Malaysia's Malacca state is quietly becoming Southeast Asia's answer to a fundamental question: who assembles electric vehicles for right-hand-drive markets when the world's traditional automakers move slowly? The answer, increasingly, is Chinese brands—and they're doing it at EP Manufacturing Berhad's Pegoh facility, a sprawling plant that has swollen from 6,000 to 30,000 annual vehicles in just years.
The transformation from promise to production is more than a factory statistic. It signals a reshuffling of automotive power in the region. While Thailand remains home to Japanese automakers and Indonesia has cornered the nickel-battery supply chain, Malaysia is carving out something entirely different: a nimble, export-oriented assembly hub for Chinese EV makers racing to establish themselves across Southeast Asia before policy windows close.
In March 2026, the first locally assembled MG S5 EV rolled off the Pegoh line, a milestone that marked SAIC Motor's entry into Malaysian manufacturing. But MG is just the opening act. XPeng announced in December 2025 that it would begin local assembly through EPMB, with the XPeng G6 electric SUV scheduled for production by March 31, 2026, followed by the X9 MPV and its PowerX range-extended variant by May 25, 2026. BAIC has joined the roster too. What began as scattered investment announcements is now a coordinated ecosystem.

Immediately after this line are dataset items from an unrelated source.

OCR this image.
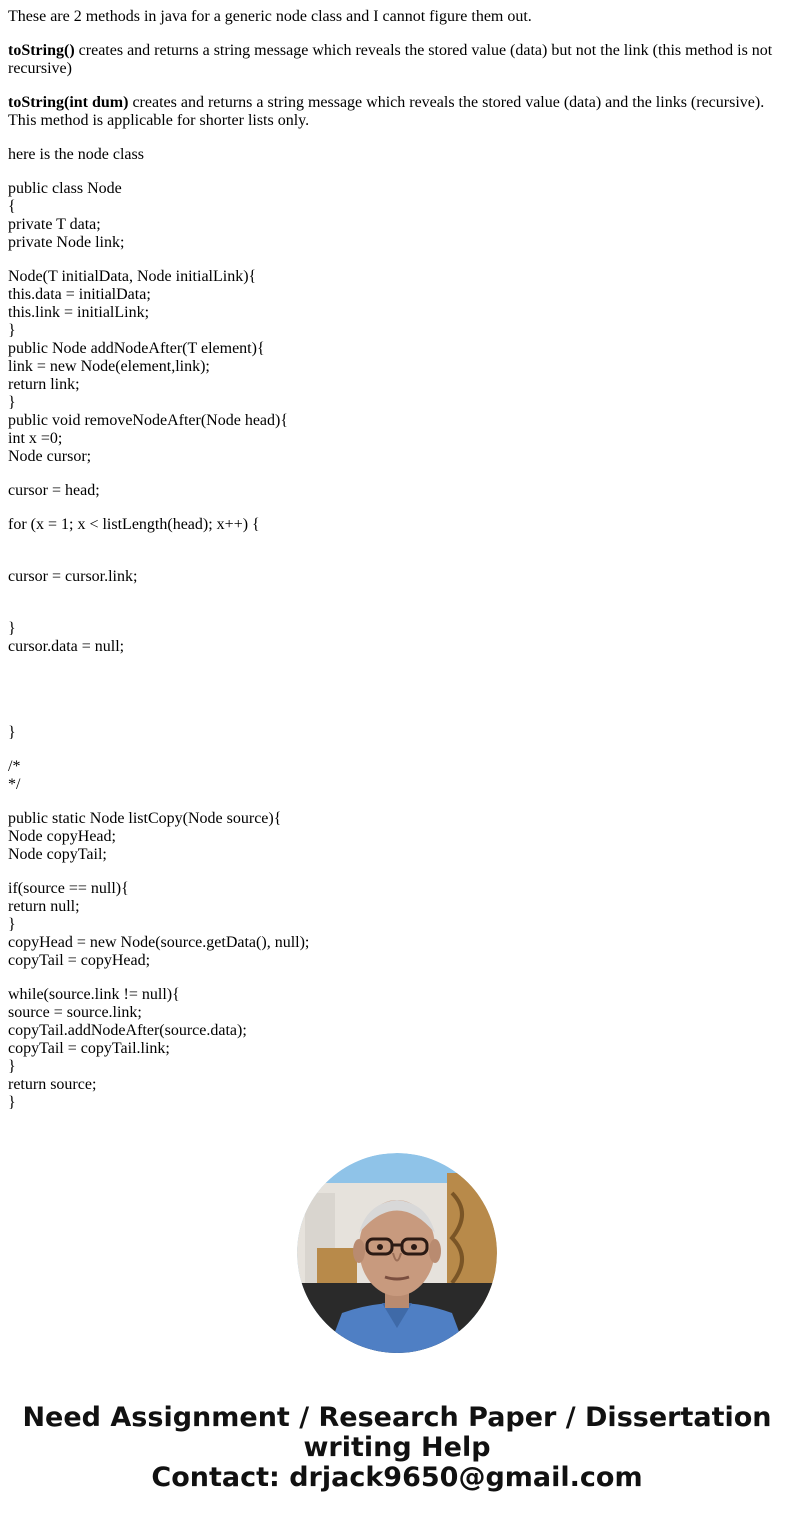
These are 2 methods in java for a generic node class and I cannot figure them out.

toString() creates and returns a string message which reveals the stored value (data) but not the link (this method is not recursive)

toString(int dum) creates and returns a string message which reveals the stored value (data) and the links (recursive). This method is applicable for shorter lists only.

here is the node class

public class Node
{
private T data;
private Node link;
Node(T initialData, Node initialLink){
this.data = initialData;
this.link = initialLink;
}
public Node addNodeAfter(T element){
link = new Node(element,link);
return link;
}
public void removeNodeAfter(Node head){
int x =0;
Node cursor;
cursor = head;
for (x = 1; x < listLength(head); x++) {
cursor = cursor.link;
}
cursor.data = null;
}
/*
*/
public static Node listCopy(Node source){
Node copyHead;
Node copyTail;
if(source == null){
return null;
}
copyHead = new Node(source.getData(), null);
copyTail = copyHead;
while(source.link != null){
source = source.link;
copyTail.addNodeAfter(source.data);
copyTail = copyTail.link;
}
return source;
}
Need Assignment / Research Paper / Dissertation
writing Help
Contact: drjack9650@gmail.com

The timing is not accidental. Chinese automakers are accelerating localization plans ahead of a looming policy shift. Malaysia's tax exemptions for fully imported EVs expire at the end of 2025, but locally assembled EVs continue to receive tax incentives through 2027. That narrow window has lit a fire under production timelines. "Industry observers say the move reflects a broader trend among Chinese EV companies seeking overseas production locations to reduce tariff exposure, improve ASEAN market access, and localize operations before Malaysia's tax exemptions for fully imported EVs expire," the data shows—and the companies are moving at remarkable speed to beat that deadline.
The Pegoh expansion tells a deeper story about Malaysia's manufacturing ambitions. This is not the semi-knocked-down assembly of yesteryear, where parts arrive and workers simply bolt them together. EPMB's Phase 2 expansion represents a jump from 6,000 to 30,000 units annually, with future phases expected to add more advanced production capabilities. The facility is positioned not as a final destination but as a launchpad for Chinese brands seeking to serve right-hand-drive ASEAN markets—markets where every XPeng, MG, and BAIC assembled locally chips away at tariff costs and builds supply chain depth.
XPeng's decision to position Malaysia as a regional manufacturing node complements its Indonesian operations, creating a two-country footprint. That kind of geographic strategy was once the domain of Toyota and Honda. Now it belongs to the companies reshaping global automotive ambitions.
Malacca's EV ecosystem remains young, dependent on sustained regional demand, supply chain localization, and continued government support. But the rapid concentration of Chinese EV activity in the state paints a clear picture: Malacca is steadily evolving into a new manufacturing spine within Southeast Asia's electrified automotive supply chain. The question is no longer whether China's EV makers will build in Malaysia. It's how fast the factories can hum.